E a mão dela fechou-se, apertando a dele, enquanto seus olhos serenos se abriam e um sorriso despontou em seu rosto.
_ Você é a pessoa mais doce desse mundo...
_ Elly...!
Ela sentou-se no leito e ele sentou-se onde Krelian estivera, um muito próximo do outro agora enquanto ela dizia:
_ Você é alguém que não pode suportar ver outras pessoas feridas pelos seus atos. Então, você guarda tudo e suporta o fardo sozinho. Se você se ferir no fim, acha que está tudo bem. E é isso... o que eu gosto em você.
_ Pare! – ele soltou a mão dela, meneando a cabeça – Não diga isso. Se você se tornar apenas outro ser humano, todos vão...
_ Os humanos... – ela murmurou, tomando a mão dele novamente e fazendo com que se calasse – não são assim tão frágeis, sabe? Eles não precisam de um símbolo que seja só aparência. Eu acredito que, se você tem luz em seu coração, pode superar qualquer dificuldade. O que estive fazendo é simplesmente mostrar às pessoas que tal luz existe nos corações de todos. Sou apenas uma mulher...
Ela tocou no rosto dele, fazendo com que olhasse em seus olhos.
_ E, para cumprir a minha condição de mulher, estou preparada para jogar fora qualquer coisa... Até mesmo esta posição. Estou apenas fazendo o papel de Sophia. Mas eu ainda sou eu mesma. Não mudei em nada... Uma bebê chorona, egoísta, medrosa... Ainda sou a mesma. Você conseguiria viver uma mentira como essa e ainda ser feliz...? Eu... Não quero fazer isso.
E Lacan enfim compreendeu. Ele sempre pudera ver, a Madre Sagrada que ele pintava estava lá, sobreposta à Elly que conhecia. Sempre. Mas a mesma Elly de sua infância continuava existindo, e ele era a única pessoa a quem ela sentia que poderia se mostrar.
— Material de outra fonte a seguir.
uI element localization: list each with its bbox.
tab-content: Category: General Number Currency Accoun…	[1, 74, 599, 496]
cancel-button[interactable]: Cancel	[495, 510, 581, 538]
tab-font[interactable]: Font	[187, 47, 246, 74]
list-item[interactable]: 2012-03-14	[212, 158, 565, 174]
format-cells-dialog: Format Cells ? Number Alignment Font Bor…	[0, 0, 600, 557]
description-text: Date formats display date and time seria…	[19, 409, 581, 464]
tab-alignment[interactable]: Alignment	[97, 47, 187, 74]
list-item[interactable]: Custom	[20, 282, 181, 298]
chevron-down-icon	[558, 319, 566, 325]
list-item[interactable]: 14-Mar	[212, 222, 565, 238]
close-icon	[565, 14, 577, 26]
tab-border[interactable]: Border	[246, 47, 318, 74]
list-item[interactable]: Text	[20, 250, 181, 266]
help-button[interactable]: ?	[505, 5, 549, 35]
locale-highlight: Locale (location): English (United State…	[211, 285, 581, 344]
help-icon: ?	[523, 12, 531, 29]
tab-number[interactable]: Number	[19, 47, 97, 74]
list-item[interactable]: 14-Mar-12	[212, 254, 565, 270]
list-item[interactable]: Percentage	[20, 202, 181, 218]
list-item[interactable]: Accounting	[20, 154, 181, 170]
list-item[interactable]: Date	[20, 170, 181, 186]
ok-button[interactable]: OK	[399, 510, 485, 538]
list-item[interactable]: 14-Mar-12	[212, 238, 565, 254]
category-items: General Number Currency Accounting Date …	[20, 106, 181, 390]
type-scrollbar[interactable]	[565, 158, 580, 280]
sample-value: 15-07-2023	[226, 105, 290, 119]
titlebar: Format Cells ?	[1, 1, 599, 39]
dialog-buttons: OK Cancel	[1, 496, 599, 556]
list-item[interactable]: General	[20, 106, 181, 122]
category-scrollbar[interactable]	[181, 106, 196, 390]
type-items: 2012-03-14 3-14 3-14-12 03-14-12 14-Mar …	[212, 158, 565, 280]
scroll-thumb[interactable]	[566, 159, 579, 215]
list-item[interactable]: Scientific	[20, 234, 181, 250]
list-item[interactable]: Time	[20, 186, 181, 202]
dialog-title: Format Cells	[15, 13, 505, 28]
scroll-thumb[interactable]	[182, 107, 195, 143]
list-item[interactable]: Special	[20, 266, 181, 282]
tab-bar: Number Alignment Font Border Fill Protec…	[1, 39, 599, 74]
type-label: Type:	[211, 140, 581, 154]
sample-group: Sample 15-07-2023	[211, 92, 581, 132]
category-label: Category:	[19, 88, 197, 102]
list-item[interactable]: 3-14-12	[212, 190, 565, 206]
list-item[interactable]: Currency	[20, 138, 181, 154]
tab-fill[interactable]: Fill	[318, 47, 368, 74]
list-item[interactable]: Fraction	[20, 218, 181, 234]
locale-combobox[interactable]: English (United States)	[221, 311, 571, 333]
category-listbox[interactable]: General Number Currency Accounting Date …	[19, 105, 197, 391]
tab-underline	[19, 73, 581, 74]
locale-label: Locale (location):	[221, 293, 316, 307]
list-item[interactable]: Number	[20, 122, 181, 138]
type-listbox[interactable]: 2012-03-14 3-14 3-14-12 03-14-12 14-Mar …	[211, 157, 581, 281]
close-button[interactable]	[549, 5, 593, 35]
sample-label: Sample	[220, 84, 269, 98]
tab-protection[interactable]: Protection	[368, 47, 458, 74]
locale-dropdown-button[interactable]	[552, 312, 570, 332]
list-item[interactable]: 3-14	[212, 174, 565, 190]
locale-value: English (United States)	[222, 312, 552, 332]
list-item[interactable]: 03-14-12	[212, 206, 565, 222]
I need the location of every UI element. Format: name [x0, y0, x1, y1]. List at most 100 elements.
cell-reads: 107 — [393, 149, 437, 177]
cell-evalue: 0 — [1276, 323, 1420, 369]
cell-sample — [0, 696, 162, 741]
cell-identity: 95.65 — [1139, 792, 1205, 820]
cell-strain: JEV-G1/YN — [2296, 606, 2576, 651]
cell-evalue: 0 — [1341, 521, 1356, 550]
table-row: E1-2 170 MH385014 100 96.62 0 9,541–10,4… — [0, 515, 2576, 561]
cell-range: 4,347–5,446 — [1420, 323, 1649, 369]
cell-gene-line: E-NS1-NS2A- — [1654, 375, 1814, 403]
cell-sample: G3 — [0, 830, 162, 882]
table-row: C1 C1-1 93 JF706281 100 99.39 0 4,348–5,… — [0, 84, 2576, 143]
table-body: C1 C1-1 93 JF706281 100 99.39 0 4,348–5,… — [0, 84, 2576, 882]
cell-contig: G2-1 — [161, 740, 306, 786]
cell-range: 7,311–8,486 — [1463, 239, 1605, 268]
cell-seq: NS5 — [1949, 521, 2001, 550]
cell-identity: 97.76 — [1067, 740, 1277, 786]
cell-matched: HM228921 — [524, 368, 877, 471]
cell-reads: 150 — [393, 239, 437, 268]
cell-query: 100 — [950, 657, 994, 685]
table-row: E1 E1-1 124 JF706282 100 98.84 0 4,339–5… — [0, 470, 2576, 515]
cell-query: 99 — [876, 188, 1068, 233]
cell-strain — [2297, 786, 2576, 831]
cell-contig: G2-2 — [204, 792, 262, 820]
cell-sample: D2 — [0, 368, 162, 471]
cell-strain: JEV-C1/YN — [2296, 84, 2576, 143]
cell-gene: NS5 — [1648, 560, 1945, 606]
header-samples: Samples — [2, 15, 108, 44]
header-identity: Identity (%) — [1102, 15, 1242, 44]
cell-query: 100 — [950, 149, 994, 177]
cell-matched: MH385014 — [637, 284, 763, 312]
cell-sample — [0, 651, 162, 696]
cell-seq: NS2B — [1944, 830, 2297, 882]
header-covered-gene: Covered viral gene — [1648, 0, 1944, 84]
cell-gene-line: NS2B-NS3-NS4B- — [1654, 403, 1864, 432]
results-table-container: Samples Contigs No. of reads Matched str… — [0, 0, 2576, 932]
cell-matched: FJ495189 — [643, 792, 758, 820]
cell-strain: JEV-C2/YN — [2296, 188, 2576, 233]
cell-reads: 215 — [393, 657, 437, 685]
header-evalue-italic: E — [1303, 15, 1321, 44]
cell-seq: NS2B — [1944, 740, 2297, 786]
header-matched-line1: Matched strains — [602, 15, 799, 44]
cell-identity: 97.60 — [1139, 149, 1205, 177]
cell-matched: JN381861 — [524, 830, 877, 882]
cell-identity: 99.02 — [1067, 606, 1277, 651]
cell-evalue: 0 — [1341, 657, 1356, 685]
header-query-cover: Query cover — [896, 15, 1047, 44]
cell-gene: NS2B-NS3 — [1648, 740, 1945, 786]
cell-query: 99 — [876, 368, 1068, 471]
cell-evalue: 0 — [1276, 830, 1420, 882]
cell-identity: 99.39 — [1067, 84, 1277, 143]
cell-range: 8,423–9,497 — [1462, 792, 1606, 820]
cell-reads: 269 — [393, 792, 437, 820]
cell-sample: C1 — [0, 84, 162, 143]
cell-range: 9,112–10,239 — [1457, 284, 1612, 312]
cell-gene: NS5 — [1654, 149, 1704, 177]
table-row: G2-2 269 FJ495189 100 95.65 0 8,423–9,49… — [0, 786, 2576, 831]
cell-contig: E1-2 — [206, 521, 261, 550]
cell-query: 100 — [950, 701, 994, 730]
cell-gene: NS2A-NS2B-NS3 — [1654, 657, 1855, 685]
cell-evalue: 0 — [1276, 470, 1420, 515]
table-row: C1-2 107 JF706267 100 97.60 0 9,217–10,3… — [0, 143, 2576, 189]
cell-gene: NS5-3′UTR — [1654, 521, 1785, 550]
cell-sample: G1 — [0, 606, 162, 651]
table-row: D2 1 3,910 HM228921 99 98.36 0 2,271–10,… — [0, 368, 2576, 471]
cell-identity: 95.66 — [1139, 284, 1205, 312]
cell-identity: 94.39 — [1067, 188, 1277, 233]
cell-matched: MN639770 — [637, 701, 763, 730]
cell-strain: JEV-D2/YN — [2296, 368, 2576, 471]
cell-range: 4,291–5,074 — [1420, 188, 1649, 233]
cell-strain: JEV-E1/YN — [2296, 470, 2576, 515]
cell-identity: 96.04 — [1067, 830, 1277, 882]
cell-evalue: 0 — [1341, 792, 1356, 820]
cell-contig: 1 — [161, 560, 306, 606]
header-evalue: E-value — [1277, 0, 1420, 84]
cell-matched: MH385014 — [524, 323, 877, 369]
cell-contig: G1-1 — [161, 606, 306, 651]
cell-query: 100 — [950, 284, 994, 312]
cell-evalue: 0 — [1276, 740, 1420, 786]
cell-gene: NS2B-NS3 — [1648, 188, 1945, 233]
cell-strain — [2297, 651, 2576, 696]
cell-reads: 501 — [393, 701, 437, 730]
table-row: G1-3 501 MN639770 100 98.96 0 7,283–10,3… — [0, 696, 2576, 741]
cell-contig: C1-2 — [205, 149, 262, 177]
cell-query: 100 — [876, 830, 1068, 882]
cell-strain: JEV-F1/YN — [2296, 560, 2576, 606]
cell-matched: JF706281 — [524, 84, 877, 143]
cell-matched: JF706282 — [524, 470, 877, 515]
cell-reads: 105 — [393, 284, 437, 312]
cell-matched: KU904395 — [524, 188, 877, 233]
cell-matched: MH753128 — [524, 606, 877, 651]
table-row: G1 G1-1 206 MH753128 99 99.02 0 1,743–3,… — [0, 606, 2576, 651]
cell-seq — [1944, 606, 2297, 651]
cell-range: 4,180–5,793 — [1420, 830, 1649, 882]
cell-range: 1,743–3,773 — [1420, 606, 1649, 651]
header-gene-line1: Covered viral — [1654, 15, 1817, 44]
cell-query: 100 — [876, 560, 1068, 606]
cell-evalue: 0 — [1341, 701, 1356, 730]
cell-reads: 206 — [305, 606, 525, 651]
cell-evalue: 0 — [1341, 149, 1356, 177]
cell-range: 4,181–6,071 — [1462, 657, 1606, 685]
E era por isso que não conseguia se afastar, mesmo quando o quadro começara a causar-lhe repulsa. Não podia deixar Elly sozinha.
_ Ah, Lacan... Eu quero viver mais honestamente comigo mesma. Ser capaz de dizer ao homem que eu amo que eu o amo. E eu não me importo se me ferir ou for rejeitada. Só temos uma vida. Não quero olhar para trás um dia e me arrepender de não ter feito tais coisas...
_ E-eu... Eu...
Lacan não encontrava o que dizer, mas estava tudo bem. Naquele momento, os dois entendiam plenamente um ao outro, mesmo que para isso não tivessem palavras. Aquele momento era apenas deles... Como mesmo Krelian, de pé do lado de fora da enfermaria, era forçado a admitir. E não havia espaço para mais ninguém.